Бог мой, этот парень познал всю глубину печали!
Ага, вроде того. Вот только если бы вы видели Ниро Вулфа, комаром его точно не назвали бы. Значит, дело обстоит так, доктор Элкус. Я знаю, что вы не станете помогать в поисках улик против Пола Чапина. Но в этом деле Дрейера вы мой единственный источник информации из первых рук, поэтому я и вынужден надоедать вам. Насколько мне известно, второй свидетель, искусствовед, отбыл домой в Италию.
Мистер Сантини отплыл некоторое время назад, кивнул он.
Тогда остаетесь только вы. Пожалуй, бессмысленно пытаться задавать вам массу каверзных вопросов.

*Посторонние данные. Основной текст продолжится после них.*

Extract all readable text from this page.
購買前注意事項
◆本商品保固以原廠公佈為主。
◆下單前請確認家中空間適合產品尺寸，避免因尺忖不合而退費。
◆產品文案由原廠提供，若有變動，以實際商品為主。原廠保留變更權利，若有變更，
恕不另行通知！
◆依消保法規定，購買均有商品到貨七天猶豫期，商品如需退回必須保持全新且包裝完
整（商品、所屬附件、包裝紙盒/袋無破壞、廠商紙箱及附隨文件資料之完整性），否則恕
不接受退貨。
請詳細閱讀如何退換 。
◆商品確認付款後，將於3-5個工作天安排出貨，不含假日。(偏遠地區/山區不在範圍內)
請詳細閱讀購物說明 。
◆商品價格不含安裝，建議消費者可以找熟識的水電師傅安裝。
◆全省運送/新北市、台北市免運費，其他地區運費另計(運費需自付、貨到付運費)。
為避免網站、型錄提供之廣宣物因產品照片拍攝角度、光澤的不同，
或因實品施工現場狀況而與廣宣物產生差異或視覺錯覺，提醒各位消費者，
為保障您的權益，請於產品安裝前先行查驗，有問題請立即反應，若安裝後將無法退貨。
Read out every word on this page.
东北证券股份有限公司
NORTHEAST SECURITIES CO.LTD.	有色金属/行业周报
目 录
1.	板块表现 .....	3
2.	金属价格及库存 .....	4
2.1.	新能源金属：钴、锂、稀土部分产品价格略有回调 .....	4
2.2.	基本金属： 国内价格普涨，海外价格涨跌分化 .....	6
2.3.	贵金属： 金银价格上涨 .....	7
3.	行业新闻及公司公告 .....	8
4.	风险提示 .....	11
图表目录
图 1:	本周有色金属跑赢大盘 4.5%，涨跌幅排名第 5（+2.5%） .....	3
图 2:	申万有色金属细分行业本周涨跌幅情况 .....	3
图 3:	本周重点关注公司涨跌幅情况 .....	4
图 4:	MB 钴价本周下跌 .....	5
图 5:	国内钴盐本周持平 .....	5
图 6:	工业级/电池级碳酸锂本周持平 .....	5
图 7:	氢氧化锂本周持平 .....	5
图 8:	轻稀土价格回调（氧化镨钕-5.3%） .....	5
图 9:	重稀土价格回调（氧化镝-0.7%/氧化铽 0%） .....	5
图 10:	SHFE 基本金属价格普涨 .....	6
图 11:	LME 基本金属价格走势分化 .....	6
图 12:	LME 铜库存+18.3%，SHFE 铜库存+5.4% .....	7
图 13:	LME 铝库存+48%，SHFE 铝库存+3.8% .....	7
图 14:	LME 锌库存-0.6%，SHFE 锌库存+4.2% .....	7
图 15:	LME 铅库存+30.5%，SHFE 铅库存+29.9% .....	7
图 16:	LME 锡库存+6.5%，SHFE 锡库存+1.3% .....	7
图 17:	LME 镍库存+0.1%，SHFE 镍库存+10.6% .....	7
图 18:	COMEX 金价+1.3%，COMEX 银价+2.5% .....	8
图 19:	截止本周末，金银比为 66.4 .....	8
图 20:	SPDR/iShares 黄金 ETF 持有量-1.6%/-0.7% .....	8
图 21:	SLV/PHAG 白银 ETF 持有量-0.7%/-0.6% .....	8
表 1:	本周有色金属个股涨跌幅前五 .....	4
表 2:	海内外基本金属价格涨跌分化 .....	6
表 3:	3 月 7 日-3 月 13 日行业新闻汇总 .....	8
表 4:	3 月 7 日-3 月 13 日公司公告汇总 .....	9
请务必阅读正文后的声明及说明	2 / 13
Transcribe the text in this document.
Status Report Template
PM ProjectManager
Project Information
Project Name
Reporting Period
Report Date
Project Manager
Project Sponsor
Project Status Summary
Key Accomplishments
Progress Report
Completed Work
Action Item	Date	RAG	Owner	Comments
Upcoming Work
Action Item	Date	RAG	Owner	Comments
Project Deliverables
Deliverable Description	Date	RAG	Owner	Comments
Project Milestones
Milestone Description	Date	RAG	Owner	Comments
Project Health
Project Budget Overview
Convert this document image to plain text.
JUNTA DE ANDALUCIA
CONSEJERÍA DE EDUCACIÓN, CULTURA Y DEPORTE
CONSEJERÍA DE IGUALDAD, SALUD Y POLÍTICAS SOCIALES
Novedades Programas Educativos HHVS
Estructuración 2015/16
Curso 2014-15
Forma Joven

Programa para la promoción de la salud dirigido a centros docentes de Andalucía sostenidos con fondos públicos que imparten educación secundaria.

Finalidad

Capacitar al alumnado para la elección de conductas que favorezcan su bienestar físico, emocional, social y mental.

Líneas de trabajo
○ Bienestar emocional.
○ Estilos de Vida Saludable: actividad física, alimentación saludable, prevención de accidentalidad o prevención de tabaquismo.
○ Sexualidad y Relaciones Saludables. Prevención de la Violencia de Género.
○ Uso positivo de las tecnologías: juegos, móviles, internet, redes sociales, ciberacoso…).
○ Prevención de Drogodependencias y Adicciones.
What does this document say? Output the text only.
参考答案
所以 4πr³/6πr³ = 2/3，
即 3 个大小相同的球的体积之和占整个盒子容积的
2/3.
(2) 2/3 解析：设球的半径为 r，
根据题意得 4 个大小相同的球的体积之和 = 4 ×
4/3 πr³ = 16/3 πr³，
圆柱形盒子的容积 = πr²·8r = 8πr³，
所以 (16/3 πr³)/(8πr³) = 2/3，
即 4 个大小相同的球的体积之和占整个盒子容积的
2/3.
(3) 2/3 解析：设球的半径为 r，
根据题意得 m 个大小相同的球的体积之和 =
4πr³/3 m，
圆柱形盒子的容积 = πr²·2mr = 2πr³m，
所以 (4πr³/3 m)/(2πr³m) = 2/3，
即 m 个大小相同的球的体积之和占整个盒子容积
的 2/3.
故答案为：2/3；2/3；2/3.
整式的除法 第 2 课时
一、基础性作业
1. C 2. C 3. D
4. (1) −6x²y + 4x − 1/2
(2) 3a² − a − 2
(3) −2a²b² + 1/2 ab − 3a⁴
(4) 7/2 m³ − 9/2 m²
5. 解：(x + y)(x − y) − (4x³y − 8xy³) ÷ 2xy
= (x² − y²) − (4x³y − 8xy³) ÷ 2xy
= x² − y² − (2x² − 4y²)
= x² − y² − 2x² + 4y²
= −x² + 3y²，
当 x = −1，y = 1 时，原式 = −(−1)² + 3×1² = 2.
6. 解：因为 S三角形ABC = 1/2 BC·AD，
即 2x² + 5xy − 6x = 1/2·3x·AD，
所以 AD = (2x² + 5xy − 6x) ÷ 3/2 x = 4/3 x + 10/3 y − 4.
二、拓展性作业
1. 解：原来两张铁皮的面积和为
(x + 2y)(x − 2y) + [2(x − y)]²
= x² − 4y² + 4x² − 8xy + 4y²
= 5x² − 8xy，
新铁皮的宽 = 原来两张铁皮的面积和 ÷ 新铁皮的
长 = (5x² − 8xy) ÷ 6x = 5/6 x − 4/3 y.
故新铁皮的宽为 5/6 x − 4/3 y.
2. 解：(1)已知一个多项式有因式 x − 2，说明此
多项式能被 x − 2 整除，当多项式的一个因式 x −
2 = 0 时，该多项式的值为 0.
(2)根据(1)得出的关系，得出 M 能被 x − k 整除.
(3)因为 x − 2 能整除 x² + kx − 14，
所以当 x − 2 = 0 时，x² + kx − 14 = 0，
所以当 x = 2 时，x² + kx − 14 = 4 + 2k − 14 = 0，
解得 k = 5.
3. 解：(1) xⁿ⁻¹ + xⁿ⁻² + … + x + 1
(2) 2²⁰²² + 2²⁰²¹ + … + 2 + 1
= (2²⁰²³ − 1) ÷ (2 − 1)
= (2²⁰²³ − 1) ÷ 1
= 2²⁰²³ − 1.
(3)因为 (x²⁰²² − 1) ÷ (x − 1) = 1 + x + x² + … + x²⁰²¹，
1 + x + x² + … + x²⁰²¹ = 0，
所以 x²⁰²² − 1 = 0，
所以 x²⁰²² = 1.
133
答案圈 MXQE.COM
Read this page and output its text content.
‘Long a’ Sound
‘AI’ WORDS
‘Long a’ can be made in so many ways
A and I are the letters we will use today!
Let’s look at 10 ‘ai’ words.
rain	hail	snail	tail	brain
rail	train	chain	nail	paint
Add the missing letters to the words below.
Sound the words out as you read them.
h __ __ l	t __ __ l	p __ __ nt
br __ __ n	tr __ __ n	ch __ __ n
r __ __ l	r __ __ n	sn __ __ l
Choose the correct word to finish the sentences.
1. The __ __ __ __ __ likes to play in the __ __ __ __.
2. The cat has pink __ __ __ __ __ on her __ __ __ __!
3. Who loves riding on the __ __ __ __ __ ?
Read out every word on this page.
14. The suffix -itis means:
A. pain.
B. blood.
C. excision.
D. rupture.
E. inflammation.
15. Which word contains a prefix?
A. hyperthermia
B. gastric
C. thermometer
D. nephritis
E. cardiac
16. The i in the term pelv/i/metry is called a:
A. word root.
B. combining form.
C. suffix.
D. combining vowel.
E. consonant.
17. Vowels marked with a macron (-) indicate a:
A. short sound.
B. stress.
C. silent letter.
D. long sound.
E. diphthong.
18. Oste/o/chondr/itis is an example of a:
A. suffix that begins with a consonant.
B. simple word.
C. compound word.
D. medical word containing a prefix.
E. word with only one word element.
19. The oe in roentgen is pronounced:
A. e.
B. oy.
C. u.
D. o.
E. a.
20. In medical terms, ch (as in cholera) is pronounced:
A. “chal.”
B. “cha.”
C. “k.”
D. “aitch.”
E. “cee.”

Почему бы вам просто не рассказать о том, что произошло?
Полагаю, вновь грустно улыбнулся он, вам известно, что двое-трое моих друзей подозревают меня в лжесвидетельстве, чтобы покрыть Пола Чапина?
Ага. А вы лгали?
Нет. Я никогда бы ни покрыл его, ни навредил бы ему ложью. А история такова, мистер Гудвин. Вы, конечно же, знаете, что Юджин Дрейер приходился мне старинным другом, в университете мы учились в одной группе. До Депрессии дела в его картинной галерее шли весьма успешно. Время от времени кое-что покупал у него и я. Добиваться успеха мне не надо было, поскольку состояние досталось мне в наследство. Моя же репутация как хирурга является побочным эффектом моего убеждения, что под наружностью что-то да неладно у всех людей без исключения. Ну и по чистой случайности я обладаю уверенными и искусными руками.
Я бросил взгляд на его большие руки, лежавшие на коленях, и серьезные черные глаза.
Шесть лет назад, продолжил он, я сделал Юджину Дрейеру предварительный заказ на три полотна Мантеньи[10] два маленьких и одно побольше. Цена составляла сто шестьдесят тысяч долларов. Картины находились во Франции. Пол Чапин в то время как раз был в Европе, и я написал ему с просьбой взглянуть на них. Получив от него ответ, я сделал заказ. Возможно, вам известно, что Пол Чапин десять лет пытался стать художником. Его работы демонстрировали прекрасную восприимчивость, но вот манера была странноватой, и он совершенно не обладал чувством формы. В общем, его картины вызывали интерес, но назвать их хорошими было нельзя. Говорят, сейчас он нашел себя в литературе Но я не читаю романов.
Картины прибыли, когда я был завален работой и даже не мог позволить себе выкроить свободное время изучить их надлежащим образом. Просто принял и заплатил за них. Особого удовольствия они мне не доставили. Я предпринимал множество попыток подружиться с этими полотнами, но они неизменно отвергали мои авансы грубо и даже жестко, что смущало и раздражало меня. Поначалу я не подозревал в них фальшивок, просто не мог поладить с ними. Однако несколько замечаний кое-каких специалистов в итоге возбудили у меня подозрения. В сентябре, уже почти два месяца назад, нашу страну посетил Энрико Сантини, который знает Мантенью так же, как я человеческие внутренности. Я попросил его взглянуть на мои картины, и он объявил их подделками. Затем мистер Сантини сообщил, что ему известно их авторство некоего талантливого парижского жулика, и что ему представляется невозможным, чтобы какой-то авторитетный торговец принял их за настоящие.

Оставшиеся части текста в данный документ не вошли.